Resolve all redirection links, that is, if B redirects to C, and A links to B, then A should link directly to C.
After all redirections are resolved this way, one can easily build the entire link graph.
Another reason to resolve links is that one can then easily collect all anchor text for each article, and use anchor
text as additional source of knowledge.
Wikipedia has a convention that only the first letter of the article title is case-sensitive, the remaining ones are lowercased,
so the script normalizes the titles to be able to match identical ones. Dates also have to be normalized, for example, the following variants
would all lead to the same article:
[[January 1]], []
[[1 January]] []
For each article, the following information is provided in addition to its text:
Number of bytes in the article text before and after preprocessing
Whether it is a stub
Number of categories, outgoing links, and URLs
List of categories (including those inherited from templates)
List of outgoing links
List of URLs
See Usage section above for the list of additional files produced by WikiPrep.

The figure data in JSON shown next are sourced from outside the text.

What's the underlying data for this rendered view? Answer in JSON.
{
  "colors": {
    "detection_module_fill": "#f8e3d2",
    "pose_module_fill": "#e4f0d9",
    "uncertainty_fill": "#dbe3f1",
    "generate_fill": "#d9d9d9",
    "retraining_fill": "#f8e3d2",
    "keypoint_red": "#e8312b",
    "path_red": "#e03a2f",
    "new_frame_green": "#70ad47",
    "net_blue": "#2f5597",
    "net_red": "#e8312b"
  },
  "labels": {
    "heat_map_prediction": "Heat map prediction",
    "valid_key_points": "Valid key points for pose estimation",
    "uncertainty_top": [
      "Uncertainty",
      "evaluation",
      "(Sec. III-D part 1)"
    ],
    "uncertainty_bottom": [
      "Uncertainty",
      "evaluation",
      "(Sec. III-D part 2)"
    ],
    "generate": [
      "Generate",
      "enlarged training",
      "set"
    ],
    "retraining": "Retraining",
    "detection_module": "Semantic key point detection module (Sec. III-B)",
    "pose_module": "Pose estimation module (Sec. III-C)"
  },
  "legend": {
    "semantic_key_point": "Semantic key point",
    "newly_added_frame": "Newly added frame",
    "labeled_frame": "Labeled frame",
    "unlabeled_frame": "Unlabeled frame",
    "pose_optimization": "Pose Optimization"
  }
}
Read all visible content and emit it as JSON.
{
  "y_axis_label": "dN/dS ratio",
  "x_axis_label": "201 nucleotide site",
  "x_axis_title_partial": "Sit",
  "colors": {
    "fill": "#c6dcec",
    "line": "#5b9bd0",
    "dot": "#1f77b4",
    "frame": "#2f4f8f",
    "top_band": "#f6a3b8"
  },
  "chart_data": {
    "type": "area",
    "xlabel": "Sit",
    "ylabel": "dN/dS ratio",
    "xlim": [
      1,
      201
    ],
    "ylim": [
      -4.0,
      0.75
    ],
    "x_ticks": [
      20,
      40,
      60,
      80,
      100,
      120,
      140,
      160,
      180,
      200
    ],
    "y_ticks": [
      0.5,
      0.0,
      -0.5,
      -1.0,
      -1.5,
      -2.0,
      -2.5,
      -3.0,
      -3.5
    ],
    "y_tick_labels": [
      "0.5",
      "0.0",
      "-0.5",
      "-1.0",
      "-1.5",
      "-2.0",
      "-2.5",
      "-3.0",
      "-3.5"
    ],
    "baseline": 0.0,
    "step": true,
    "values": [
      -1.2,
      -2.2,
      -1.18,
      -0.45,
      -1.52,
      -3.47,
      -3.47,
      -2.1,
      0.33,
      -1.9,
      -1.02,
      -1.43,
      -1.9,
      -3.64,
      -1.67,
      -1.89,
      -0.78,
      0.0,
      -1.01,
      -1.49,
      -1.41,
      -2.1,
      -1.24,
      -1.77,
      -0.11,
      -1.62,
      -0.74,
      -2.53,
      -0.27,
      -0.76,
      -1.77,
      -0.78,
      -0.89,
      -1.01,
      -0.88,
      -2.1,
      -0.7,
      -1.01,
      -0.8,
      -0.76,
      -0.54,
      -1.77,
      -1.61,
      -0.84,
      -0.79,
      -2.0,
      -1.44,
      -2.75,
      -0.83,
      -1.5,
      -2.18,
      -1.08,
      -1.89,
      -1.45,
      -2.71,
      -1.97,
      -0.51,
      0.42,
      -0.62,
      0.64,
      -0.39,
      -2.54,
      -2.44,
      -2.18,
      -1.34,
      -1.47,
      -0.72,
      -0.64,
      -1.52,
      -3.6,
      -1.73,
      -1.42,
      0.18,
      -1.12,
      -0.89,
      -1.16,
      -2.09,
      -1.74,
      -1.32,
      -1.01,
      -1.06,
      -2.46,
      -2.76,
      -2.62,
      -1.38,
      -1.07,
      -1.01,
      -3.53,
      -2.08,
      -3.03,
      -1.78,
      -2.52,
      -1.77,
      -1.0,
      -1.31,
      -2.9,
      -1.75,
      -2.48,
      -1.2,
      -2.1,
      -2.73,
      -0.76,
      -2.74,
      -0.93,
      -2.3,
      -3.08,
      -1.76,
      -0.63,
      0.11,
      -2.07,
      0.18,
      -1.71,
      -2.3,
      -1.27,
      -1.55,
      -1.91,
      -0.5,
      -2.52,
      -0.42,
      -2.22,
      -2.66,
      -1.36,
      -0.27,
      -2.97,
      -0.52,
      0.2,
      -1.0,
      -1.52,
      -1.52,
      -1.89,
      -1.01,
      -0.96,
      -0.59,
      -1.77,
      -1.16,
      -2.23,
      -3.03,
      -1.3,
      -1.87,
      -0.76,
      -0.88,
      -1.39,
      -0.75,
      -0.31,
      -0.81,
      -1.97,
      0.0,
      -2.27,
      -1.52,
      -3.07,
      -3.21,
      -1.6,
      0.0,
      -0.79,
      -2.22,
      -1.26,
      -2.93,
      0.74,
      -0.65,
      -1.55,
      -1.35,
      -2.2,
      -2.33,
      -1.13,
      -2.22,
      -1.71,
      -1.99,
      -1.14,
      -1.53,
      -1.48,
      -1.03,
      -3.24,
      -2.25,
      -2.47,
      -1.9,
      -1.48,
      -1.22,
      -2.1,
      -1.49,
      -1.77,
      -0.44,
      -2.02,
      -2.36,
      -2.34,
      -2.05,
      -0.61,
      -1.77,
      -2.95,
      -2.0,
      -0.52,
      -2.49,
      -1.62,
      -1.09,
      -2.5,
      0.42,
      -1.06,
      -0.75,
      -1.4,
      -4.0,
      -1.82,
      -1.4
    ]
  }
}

This software is distributed under the terms of GNU General Public License version 2.
The software is provided on an "AS IS" BASIS, WITHOUT WARRANTIES OR CONDITIONS OF ANY KIND, either express or implied.
If you publish results based on this code, please cite the following papers:
Well, it's free, so don't expect too much support :) I will likely be able to answer simple questions,
but not complex programming questions (please refer to your local Perl guru). I do not promise to correct bugs,
but I will try to do my best, especially if you suggest specific ways to correct the bug you encountered
(in which case your contribution will, of course, be acknowledged).